The opportunity to gut a kitchen and start afresh from bare walls and floors could have resulted in a magazine worthy end result if such were dependent on Rich’s labor alone. But the constraints of using budget friendly and cobbled together elements likely produced another era-straddling kitchen that didn’t fit the house. My gradual efforts over time to change decorations, paint color, and trim moldings revealed my uncertainty in claiming one style and building on it. I never fell in love with the Eastview kitchen in a physical sense. But I loved what happened in that kitchen over the almost two decades that our family lived in the home.
I loved the sixteenth birthday parties that gave way to late night champagne toasts after an engagement. I enjoyed yelling “time to eat” down the newly opened basement stairs to long-legged, smelly teens and their friends trapped in video games. I tolerated the mud left behind after paintball wars in the backyard. I welcomed the handstands on the countertop and the classes of homeschool students doing animal organ dissections at the breakfast bar. I relished slow dancing away our septic system blues in the kitchen’s narrow middle. And how Rich’s and my late night dancing in the kitchen evolved to practicing his father-daughter or my mother-son dances for weddings.
In the Eastview kitchen I watched boys grow up to become business owners, siblings find adult friendship, and friends rest from weary lives. I served alcohol and regretted it. I reached for grace when faced with ungratefulness. I fought. I apologized. I paced in that kitchen, quieting my first granddaughter and mourning the loss of my first grandsons. I prayed and pleaded with, worshipped and wrestled with God in the Eastview kitchen. Perhaps the very influence of the kitchen’s unmatched design gave permission for the imperfect living that is common to every family. The Eastview kitchen was very much a common place. It was not glamorous. It did the job of providing a place to cook food. The recipes I made and parties I hosted tell a great deal of how I evolved as a cook while living there. But the food was the least of that kitchen’s or my accomplishments. The opportunity that the Eastview kitchen provided me to love people was anything but common. The place transformed my life and thus influenced our story as a family.

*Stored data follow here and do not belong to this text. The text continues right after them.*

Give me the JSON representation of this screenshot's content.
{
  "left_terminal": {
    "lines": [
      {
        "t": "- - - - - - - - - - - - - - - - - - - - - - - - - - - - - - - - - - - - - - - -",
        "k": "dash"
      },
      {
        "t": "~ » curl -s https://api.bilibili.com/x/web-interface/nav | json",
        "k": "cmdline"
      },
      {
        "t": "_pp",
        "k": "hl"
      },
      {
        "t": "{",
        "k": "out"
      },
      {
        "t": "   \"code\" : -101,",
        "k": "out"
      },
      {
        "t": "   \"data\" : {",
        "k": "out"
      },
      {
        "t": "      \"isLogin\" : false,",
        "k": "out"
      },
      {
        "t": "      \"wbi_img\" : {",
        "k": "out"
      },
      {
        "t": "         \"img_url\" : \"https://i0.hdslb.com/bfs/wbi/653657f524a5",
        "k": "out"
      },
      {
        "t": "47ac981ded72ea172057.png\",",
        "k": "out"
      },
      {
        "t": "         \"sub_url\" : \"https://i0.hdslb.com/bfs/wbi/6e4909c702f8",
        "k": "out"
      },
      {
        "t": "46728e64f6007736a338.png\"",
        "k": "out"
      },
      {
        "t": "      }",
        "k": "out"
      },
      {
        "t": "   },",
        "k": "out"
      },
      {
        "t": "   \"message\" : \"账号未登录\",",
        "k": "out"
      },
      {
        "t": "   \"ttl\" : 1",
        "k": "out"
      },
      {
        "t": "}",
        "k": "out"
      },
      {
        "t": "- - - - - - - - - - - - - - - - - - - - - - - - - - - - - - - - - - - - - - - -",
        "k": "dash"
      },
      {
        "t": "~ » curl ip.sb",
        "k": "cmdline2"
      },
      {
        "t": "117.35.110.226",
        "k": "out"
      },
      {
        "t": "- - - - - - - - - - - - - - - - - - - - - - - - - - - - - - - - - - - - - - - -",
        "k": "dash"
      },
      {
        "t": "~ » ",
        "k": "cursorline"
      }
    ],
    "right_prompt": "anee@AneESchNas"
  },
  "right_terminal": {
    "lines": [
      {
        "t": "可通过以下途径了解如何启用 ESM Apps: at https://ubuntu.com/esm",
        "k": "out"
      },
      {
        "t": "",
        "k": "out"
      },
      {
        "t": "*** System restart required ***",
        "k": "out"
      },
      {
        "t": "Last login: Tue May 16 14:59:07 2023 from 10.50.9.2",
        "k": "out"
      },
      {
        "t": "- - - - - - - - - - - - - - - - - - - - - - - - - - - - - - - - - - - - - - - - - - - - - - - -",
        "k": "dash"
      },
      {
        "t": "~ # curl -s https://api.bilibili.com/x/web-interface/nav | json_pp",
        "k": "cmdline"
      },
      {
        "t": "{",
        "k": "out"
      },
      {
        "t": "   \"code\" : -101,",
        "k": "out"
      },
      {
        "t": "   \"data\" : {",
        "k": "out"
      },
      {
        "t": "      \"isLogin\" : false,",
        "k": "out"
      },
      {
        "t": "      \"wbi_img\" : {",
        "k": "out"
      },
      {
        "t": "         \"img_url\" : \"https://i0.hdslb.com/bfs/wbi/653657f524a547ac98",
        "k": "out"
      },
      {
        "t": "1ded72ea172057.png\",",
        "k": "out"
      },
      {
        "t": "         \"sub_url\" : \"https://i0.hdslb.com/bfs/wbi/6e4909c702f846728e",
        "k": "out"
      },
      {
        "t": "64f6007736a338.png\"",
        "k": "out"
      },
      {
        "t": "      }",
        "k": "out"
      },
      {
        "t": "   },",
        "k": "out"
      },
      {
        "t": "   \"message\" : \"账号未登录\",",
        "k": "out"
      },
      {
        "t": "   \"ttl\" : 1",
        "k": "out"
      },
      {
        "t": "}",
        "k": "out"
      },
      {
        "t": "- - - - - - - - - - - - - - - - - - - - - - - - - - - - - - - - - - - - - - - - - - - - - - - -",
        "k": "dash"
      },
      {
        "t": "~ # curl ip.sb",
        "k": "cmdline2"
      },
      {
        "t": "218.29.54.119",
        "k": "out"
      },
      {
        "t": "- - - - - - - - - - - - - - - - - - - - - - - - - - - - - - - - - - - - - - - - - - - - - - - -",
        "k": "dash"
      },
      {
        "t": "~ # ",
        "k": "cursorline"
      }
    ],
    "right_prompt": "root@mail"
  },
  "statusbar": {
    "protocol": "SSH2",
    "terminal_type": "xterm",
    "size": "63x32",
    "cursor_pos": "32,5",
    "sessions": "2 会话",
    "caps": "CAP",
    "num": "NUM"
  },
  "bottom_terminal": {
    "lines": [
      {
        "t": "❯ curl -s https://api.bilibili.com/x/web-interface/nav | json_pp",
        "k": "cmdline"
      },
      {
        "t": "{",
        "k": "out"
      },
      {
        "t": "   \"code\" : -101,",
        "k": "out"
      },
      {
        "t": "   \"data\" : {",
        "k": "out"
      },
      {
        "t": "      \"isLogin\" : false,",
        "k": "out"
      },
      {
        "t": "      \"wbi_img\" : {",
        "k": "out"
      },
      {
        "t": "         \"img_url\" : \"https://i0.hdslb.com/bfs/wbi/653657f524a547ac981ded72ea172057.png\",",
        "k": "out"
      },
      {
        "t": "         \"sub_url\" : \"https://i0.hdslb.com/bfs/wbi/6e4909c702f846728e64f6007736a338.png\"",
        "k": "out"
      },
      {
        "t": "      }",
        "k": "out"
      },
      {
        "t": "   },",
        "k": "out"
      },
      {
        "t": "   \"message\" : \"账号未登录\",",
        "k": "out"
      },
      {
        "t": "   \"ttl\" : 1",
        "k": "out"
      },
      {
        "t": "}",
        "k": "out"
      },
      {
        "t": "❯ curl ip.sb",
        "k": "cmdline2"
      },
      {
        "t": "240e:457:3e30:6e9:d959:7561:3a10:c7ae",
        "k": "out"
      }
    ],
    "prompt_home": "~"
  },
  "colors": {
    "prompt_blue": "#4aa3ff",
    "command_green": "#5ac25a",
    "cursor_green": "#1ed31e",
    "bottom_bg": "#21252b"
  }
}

Make Ahead Mashed Potatoes
Serves 8
Ingredients:
10 large potatoes, peeled and quartered
1 cup sour cream
8 ounces cream cheese
6 tablespoons butter
2 tablespoons dried minced onion
1 teaspoon salt
1 teaspoon paprika
Directions:
1. Boil potatoes in water until soft. Drain water and mash in pot.
2. Add sour cream, cream cheese, 4 tablespoons butter, dried minced onion, and salt. Mix with hand beater until things are melted and smooth.
3. Spread in greased 13x9 casserole dish.
4. Melt remaining butter, drizzle over potatoes. Sprinkle with paprika. Cover with aluminum foil.
5. Refrigerate until time to bake or bake immediately. Baking directions: bake covered at 350 degrees for 40 minutes. Uncover and bake 20 minutes longer.